閉会時間が近づいたら値下げを実施しますが、値下げしたことに気付いてもらうことが重要です。目立つように大きく価格を書き換えます。物によっては、いっそのこと「ご自由にお持ち帰りください」としてもよいかもしれません。最後まで売れ残った品物は持ち帰って次回また出品することになりますが、帰りにリサイクルショップに寄って買い取ってもらうのも1つの手です。実際、大阪府池田市にて開かれる関西ハムフェスティバルの会場近くのリサイクルショップには、モービルホイップや同軸ケーブルなどが沢山売られています。ただし、ハムイベントでの出品物は一般的なアイテムではないので、あまり高い値は付かないようです。もちろん、イベント会場に放棄することは禁じられています。

最後に
ハムイベントを継続させるためには、アマチュア無線家の積極的な参加が欠かせません。
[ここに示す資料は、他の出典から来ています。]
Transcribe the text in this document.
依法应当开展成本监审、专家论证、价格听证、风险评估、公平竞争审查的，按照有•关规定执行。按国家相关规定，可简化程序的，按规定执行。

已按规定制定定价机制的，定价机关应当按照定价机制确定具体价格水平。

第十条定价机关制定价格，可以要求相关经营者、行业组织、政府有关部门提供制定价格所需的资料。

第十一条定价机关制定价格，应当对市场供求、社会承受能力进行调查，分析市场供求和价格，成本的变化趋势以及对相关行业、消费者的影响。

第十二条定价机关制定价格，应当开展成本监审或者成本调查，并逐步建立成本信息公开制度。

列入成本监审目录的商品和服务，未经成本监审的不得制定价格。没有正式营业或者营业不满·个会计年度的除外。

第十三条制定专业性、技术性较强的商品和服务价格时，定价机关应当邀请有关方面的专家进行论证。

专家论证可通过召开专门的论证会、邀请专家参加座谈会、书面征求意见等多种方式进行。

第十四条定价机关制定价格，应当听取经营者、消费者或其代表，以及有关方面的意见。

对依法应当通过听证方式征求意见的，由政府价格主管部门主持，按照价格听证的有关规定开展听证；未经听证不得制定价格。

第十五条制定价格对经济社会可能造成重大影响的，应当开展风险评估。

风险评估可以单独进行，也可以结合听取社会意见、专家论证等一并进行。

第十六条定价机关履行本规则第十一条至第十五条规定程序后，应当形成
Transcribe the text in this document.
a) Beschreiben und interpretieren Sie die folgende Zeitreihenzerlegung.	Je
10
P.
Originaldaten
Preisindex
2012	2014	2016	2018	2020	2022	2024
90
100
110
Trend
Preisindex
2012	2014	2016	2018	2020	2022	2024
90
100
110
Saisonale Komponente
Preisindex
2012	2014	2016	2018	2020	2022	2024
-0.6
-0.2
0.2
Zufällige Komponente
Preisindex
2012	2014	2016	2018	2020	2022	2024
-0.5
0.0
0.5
多くの方はイベントを見に行く・買いに行くという形で参加しますが、思い切って運営側に参加してみてはいかがでしょう?普通に参加するよりも共通の趣味の方とのコミュニケーションが楽しめます。フリーマーケットで売りに出す物は、自分が一度は価値を見出して買った物ですから、買い取ってもらえた時に「自分とそれを求めるお客さんの価値観や関心が重なった」という、お客さんと心が通じた感じというか、親しみを覚えます。出品する目的を「今必要としている人に渡す」と考えると、お客さんとのやり取りに活気が出ます。そして、あなたのお客さんは「いつか何かに使えるかも」と思って買っていくことでしょう。